Bientôt 6 mois qu’il ne pleut pas et avec cette chaleur les systèmes informatiques plantent les uns derrière les autres. Le temps de les redémarrer les portiques automatiques tournent en rond dans un ballet déjanté, comme s’il s’agissait de grosses araignées ivres. Heureusement encore qu’ils sont équipés d’un système anticollision. Et puis on fait à la main tout le reste en attendant. La main- d’œuvre ne cesse de descendre de la colline. Ils campent dans des conteneurs qu’ils ont réussi à tirer là-haut au milieu des gravats et de la rocaille carbonisée. Ils sont maigres à faire peur et toujours couverts de suie. Ils restent en hauteur, entre eux et loin de l’eau qui a déjà recouvert une fois tout ce qu’ils possédaient. Ici, rien n’a repoussé depuis le grand incendie. Ça avait commencé au nord de l’autoroute et les colonnes de flammes avaient vite dévalé poussées par le vent qui n’a jamais faibli. « Protéger la ville à tout prix », le ministre avait été clair ! Mais quelle ville ? Ici depuis des générations c’était un no man’s land peuplé d’habitants de seconde zone. On n’allait pas risquer des hommes et du matériel pour protéger leurs immeubles manquant s’effondrer sous le poids des arriérés de loyers. Le samedi, les camions pré-positionnés près des bouches d’incendie et sur les routes montant aux collines s’étaient retirés. Un par un, progressivement, quartier par quartier, pour ne pas alarmer, les pompiers avaient effectué une retraite vers le centre, suivis par les habitants à leur réveil. Le soir les flammes avaient tout dévoré.

SUD

L’heure n’est plus à la baignade ni aux randonnées en famille. Quelques panneaux à terre indiquent encore l’entrée du Parc National mais personne ne sait ce que sait. Ils n’y venaient jamais ici. De toute façon, ils n’allaient jamais à la mer. Pas de bus , pas de métro. Comme ici ! On a coupé les arbres, creusé au bulldozer des pistes pour relier les différents « satellites » entre eux. C’est comme ça qu’il a baptisé les zones de regroupement l’architecte. Ça fait mieux que bidonville et puis ils ont l’eau courante, pas comme ceux du nord. Tiens, il ne leur a pas fallu longtemps pour les appeler « ceux du nord ». Même pas 10 ans.

OUEST

Eté 2008. « Le Phocéen » n’est pas en retard, ça fait longtemps qu’il ne passe plus. un arrêt, comme ça, on se demande pourquoi. Maintenant ce n’est même plus une gare, mais ce qu’on appelle en langage technocratique un « point d’arrêt non gardé ». Un bâtiment désert, devant lequel ne passent plus que des trains de marchandises et ceux qui évacuent les ordures de Marseille. De temps en temps aussi, quelques omnibus remplis de touristes bruyants et déjà assommés de soleil à la recherche du sentier menant à la calanque en contrebas. Il descend comme tout le monde, dans la poche le poids du portemonnaie pour aller chercher le pain du repas de midi. Les rails brillent de la pluie fine qui est tombée toute la nuit. Les autres ont pris la route, 20 km qui serpentent depuis l’Estaque. Depuis qu’ils ont vu Marius et Jeannette, ils se prennent tous pour Guédiguian avec leur abonnement au ciné-club. Lui il a déjà mal aux pieds avec ses godasses de marche neuves et comme un sale gout dans la bouche. Rien n’a changé, même le papier peint du salon est le même c’est sûr. Juste une tour qui a poussé comme une verrue dans le paysage au fond de la rade, sinon ne pas regarder le hall et ne pas penser non plus à sa soirée télé ce soir avec vue sur l’immeuble d’en face.
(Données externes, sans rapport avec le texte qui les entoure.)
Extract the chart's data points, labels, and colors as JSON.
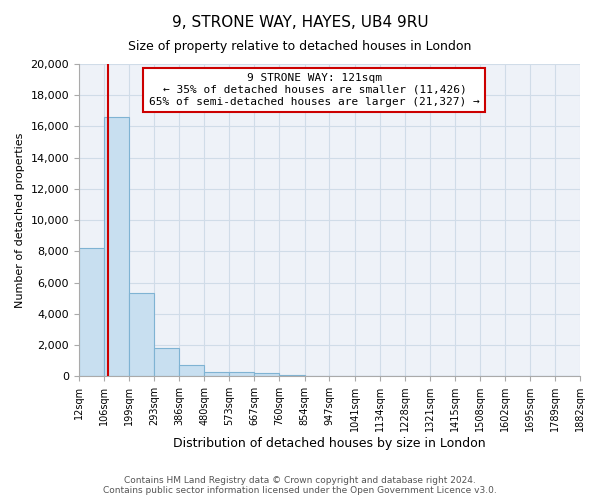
{
  "title": "9, STRONE WAY, HAYES, UB4 9RU",
  "subtitle": "Size of property relative to detached houses in London",
  "xlabel": "Distribution of detached houses by size in London",
  "ylabel": "Number of detached properties",
  "bin_edges": [
    12,
    106,
    199,
    293,
    386,
    480,
    573,
    667,
    760,
    854,
    947,
    1041,
    1134,
    1228,
    1321,
    1415,
    1508,
    1602,
    1695,
    1789,
    1882
  ],
  "bar_heights": [
    8200,
    16600,
    5300,
    1800,
    750,
    300,
    270,
    190,
    100,
    0,
    0,
    0,
    0,
    0,
    0,
    0,
    0,
    0,
    0,
    0
  ],
  "bar_color": "#c8dff0",
  "bar_edgecolor": "#7fb3d3",
  "red_line_x": 121,
  "annotation_title": "9 STRONE WAY: 121sqm",
  "annotation_line1": "← 35% of detached houses are smaller (11,426)",
  "annotation_line2": "65% of semi-detached houses are larger (21,327) →",
  "annotation_box_color": "#ffffff",
  "annotation_border_color": "#cc0000",
  "red_line_color": "#cc0000",
  "ylim": [
    0,
    20000
  ],
  "yticks": [
    0,
    2000,
    4000,
    6000,
    8000,
    10000,
    12000,
    14000,
    16000,
    18000,
    20000
  ],
  "footnote1": "Contains HM Land Registry data © Crown copyright and database right 2024.",
  "footnote2": "Contains public sector information licensed under the Open Government Licence v3.0.",
  "background_color": "#ffffff",
  "grid_color": "#d0dce8",
  "plot_bg_color": "#eef2f8"
}
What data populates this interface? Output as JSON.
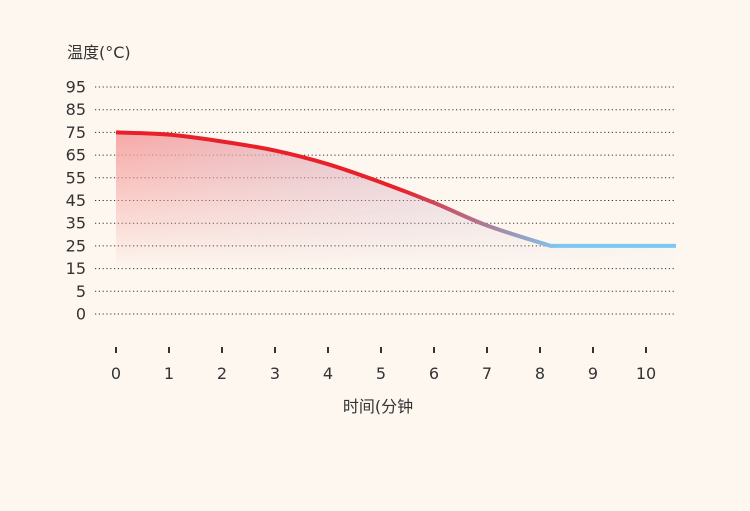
{
  "chart_data": {
    "type": "area",
    "ylabel": "温度(°C)",
    "xlabel": "时间(分钟",
    "y_ticks": [
      95,
      85,
      75,
      65,
      55,
      45,
      35,
      25,
      15,
      5,
      0
    ],
    "x_ticks": [
      0,
      1,
      2,
      3,
      4,
      5,
      6,
      7,
      8,
      9,
      10
    ],
    "grid": true,
    "series": [
      {
        "x": [
          0,
          1,
          2,
          3,
          4,
          5,
          6,
          7,
          8.2,
          9,
          10,
          11
        ],
        "y": [
          75,
          74,
          71,
          67,
          61,
          53,
          44,
          34,
          25,
          25,
          25,
          25
        ]
      }
    ],
    "colors": {
      "line_start": "#e8202a",
      "line_end": "#7cc8f2",
      "area_top": "#f7a7a3",
      "area_bottom": "#e7eef2",
      "grid": "#333333",
      "text": "#333333",
      "background": "#fdf7f0"
    }
  }
}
Penser l’Est et ne pas écrire que le sud.

Les routes du Sud : un cycliste, maillot à damier, bascule dans le bas-côté du Ventoux. Les virages avec au sommet une flaque bleue qui s’évapore au loin dans la brume de chaleur et les années de jeunesse avec l’usine en face de la maison, le magasin d’exposition et les vélos des pros.

Les variations de lumière à la manière des impressionnistes. Période rose. Parce que ça change du dedans la lumière, dans un regard, un frisson, surtout ici.

Un polar à l’ancienne, en noir et blanc, avec des gueules, des embuscades dans des bagnoles qu’on ne voit plus maintenant. Maintenant c’est trop neuf ça sent encore la peinture qui sèche. Économie de moyens.

Sans famille ou cent famille, trop ou pas assez , le nombre qu’il faut pour la dissoudre dans le paysage et en faire des figurants un peu flous à l’arrière plans.

Période rose tome 2. Du sexe, comme des sentiments. Les rues étroites, les frôlements du cœur et du cul, les corps et les âmes dénudés, la plage, les étés torrides.

Uchronie, une ville sans nom, sud-nord-est-ouest, quartiers arrachés à des villes sans noms pour s’engouffrer dans des fractures de l’espace-temps. Oh les beaux jours !

Droit de pied sec. Reprendre pied, chassé de sa vie, sur une plage, une station de métro, une université, des destins foudroyés des deux cotés de la Méditerranée par la violence de l’amour, ou de la guerre, souvent des deux. No one is innocent.

Mon nom est personne. Un artiste invente sa vie au lieu de l’écrire ou de la peindre. Un créateur d’une vie qui finit par lui appartenir et par être la sienne puisqu’il la crée.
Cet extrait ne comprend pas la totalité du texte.